Because ocean surface salinity varies from place to place and over time, scientists can use it to trace the ocean's role in Earth's water cycle. For example, more than 85 percent of global evaporation and more than 75 percent of global precipitation occur over the ocean. By measuring changes in ocean surface salinity caused by these processes, as well as by ice melting and river runoff, Aquarius/SAC-D will provide important new information about how Earth's freshwater moves between the ocean and atmosphere and around the globe.
Knowing ocean surface salinity can also help scientists track ocean currents and better understand ocean circulation. Salinity, together with temperature, determines how dense and buoyant seawater is. This, in turn, drives how ocean waters are layered and mixed and the formation of water masses. Salinity also has a major effect on ocean circulation, including the flow of currents that move heat from the tropics to the poles.
Aquarius/SAC-D will provide essential ocean surface salinity data needed to link the water cycle and ocean circulation—two major components of the climate system. This information, in turn, will help scientists improve the accuracy of computer climate models.
Global ocean salinity has been an area of much scientific uncertainty. Past measurements of salinity have been limited mostly to summertime observations in shipping lanes. Recently, a European mission has begun making ocean surface salinity measurements. With the launch of Aquarius/SAC-D, scientists will collect more data in the mission's first few months than had been amassed by ships and in-water sensors during the previous 125 years.
Scheduled for launch no earlier than June 2011, Aquarius/SAC-D is designed to measure ocean surface salinity for at least three years, repeating its global pattern every seven days. During its lifetime, the mission will provide monthly maps of global changes in ocean surface salinity with a resolution of 150 kilometers (93 miles), showing how salinity changes from month-to-month, season-to-season and year-to-year. The spacecraft will fly in a sun-synchronous orbit 657 kilometers (408 miles) above Earth's surface.
NASA's Aquarius is the primary instrument on the SAC-D spacecraft. It consists of three passive microwave radiometers to detect the surface emission that is used to obtain salinity and an active scatterometer to measure the ocean waves that affect the precision of the salinity measurement. While salinity levels in the open ocean generally range from 32 to 37 practical salinity units, or psu (roughly equivalent to parts per thousand), the Aquarius sensor will be able to detect changes in salinity as small as 0.2 psu. This is equivalent to about a "pinch" (i.e., 1/8 of a teaspoon) of salt in one gallon of water.

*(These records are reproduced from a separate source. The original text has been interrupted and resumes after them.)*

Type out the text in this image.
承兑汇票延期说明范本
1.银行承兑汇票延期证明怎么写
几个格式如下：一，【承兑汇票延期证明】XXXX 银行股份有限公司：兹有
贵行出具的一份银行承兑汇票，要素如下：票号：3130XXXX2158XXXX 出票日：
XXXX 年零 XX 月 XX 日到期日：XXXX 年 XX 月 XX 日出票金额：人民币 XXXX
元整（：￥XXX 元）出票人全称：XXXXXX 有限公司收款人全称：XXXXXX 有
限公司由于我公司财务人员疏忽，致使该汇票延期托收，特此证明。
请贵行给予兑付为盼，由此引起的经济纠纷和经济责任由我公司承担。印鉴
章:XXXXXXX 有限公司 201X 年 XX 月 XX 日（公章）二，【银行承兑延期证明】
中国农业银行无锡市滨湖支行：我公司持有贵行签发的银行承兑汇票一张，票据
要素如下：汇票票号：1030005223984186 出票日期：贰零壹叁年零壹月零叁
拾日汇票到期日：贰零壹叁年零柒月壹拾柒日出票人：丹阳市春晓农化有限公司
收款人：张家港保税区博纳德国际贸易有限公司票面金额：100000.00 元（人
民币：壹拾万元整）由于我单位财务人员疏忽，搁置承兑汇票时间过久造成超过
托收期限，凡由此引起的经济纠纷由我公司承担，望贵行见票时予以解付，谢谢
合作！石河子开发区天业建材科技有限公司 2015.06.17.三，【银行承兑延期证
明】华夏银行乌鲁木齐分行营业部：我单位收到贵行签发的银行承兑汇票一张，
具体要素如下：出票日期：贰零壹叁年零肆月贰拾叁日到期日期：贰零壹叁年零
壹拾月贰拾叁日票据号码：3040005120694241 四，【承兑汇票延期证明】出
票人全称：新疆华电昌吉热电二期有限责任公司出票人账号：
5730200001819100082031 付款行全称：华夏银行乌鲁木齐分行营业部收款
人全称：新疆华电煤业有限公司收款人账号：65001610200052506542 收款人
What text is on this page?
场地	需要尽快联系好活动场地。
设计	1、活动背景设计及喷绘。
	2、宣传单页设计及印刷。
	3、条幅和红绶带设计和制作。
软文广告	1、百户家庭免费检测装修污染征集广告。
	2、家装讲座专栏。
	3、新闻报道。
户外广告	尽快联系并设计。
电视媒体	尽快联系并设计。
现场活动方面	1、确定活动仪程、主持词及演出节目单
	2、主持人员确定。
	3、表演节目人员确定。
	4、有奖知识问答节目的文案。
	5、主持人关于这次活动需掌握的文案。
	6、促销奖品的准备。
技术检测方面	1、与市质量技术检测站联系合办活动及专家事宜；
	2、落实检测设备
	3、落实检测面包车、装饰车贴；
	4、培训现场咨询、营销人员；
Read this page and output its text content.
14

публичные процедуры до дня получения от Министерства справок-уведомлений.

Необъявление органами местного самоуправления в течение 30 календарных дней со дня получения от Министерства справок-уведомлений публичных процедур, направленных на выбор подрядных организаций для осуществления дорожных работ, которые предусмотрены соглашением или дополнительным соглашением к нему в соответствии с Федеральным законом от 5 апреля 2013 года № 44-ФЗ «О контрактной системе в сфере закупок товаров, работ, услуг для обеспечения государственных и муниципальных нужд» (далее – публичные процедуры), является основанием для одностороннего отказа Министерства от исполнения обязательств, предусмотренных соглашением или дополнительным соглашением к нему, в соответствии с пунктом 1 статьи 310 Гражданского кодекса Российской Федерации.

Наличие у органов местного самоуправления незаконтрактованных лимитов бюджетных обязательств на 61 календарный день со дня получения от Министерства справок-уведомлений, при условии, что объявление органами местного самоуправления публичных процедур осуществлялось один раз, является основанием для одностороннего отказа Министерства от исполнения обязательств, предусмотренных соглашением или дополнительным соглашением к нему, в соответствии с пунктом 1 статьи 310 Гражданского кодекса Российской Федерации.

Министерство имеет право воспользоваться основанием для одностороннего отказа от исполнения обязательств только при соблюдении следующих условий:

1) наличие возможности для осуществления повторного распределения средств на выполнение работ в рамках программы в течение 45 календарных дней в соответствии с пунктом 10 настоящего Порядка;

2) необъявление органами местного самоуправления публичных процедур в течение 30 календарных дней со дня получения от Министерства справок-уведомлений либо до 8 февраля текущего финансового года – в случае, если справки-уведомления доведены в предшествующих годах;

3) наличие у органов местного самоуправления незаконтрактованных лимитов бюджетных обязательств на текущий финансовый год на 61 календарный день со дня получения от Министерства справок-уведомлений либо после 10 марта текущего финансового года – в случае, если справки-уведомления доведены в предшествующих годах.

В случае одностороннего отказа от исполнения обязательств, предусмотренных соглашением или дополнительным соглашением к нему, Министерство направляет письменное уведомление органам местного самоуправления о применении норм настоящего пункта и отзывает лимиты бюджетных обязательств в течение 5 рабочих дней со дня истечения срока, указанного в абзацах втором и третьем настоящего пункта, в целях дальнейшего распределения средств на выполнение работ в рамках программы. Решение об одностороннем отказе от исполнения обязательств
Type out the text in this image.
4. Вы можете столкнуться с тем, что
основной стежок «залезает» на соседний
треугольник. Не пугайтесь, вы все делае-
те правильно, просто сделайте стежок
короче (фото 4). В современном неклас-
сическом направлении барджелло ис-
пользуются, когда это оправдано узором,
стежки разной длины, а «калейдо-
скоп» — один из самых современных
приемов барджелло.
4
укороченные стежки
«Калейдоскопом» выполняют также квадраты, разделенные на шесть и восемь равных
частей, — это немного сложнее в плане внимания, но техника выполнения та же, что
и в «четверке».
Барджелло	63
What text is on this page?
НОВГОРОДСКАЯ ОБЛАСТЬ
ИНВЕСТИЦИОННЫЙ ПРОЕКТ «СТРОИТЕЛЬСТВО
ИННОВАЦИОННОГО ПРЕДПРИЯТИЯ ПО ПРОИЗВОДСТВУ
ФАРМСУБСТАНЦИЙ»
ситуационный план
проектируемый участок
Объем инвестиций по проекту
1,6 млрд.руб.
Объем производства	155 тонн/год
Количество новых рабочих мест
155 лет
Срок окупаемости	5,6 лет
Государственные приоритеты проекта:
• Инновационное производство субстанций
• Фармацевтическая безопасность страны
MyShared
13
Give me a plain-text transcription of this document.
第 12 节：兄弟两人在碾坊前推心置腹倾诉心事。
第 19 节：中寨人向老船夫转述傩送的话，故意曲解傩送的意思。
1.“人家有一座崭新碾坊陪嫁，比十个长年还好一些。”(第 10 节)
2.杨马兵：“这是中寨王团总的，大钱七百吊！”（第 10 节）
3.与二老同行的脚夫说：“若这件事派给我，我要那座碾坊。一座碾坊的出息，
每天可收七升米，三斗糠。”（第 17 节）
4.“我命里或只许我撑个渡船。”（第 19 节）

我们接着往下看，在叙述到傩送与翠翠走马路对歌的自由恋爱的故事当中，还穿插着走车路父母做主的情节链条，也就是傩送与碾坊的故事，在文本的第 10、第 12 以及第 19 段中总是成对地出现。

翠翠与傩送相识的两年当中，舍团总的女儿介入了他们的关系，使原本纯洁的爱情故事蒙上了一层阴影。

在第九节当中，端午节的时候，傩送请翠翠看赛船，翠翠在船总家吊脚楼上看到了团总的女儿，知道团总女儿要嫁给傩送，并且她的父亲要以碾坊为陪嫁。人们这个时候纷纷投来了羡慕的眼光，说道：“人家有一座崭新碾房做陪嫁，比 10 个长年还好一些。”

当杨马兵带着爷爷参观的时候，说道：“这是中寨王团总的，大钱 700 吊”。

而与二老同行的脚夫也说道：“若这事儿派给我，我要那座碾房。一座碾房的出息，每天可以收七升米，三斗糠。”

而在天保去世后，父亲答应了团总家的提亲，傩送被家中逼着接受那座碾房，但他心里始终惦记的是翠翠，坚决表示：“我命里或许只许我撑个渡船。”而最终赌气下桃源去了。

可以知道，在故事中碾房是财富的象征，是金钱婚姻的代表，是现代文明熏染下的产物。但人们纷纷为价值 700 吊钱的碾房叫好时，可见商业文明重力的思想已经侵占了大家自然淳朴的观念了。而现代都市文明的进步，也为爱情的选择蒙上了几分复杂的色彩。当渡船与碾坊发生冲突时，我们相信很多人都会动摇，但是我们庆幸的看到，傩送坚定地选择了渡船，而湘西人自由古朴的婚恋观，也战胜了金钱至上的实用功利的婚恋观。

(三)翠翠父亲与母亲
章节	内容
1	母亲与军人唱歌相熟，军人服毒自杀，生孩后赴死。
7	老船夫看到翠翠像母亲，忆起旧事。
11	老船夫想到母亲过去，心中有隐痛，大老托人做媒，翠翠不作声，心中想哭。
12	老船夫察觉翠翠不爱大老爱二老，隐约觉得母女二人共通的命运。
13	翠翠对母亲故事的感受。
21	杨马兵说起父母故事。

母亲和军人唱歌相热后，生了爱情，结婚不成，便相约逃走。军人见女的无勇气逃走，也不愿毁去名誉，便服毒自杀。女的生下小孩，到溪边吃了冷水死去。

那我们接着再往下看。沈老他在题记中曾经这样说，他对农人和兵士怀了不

Aquarius/SAC-D is a collaboration between NASA and Argentina's space agency, Comision Nacional de Actividades Espaciales (CONAE), with participation from Brazil, Canada, France and Italy. The Aquarius instrument was jointly built by NASA's Jet Propulsion Laboratory, Pasadena, Calif., and NASA's Goddard Space Flight Center, Greenbelt, Md. JPL will manage Aquarius through the mission's commissioning phase and will archive mission data. Goddard will manage the mission's operations phase and process Aquarius science data. NASA's Launch Services Program at the Kennedy Space Center in Florida is managing the launch. CONAE is providing the SAC-D spacecraft, an optical camera, a thermal camera in collaboration with Canada, a microwave radiometer, sensors developed by various Argentine institutions, and the mission operations center in Argentina. France and Italy are also contributing instruments.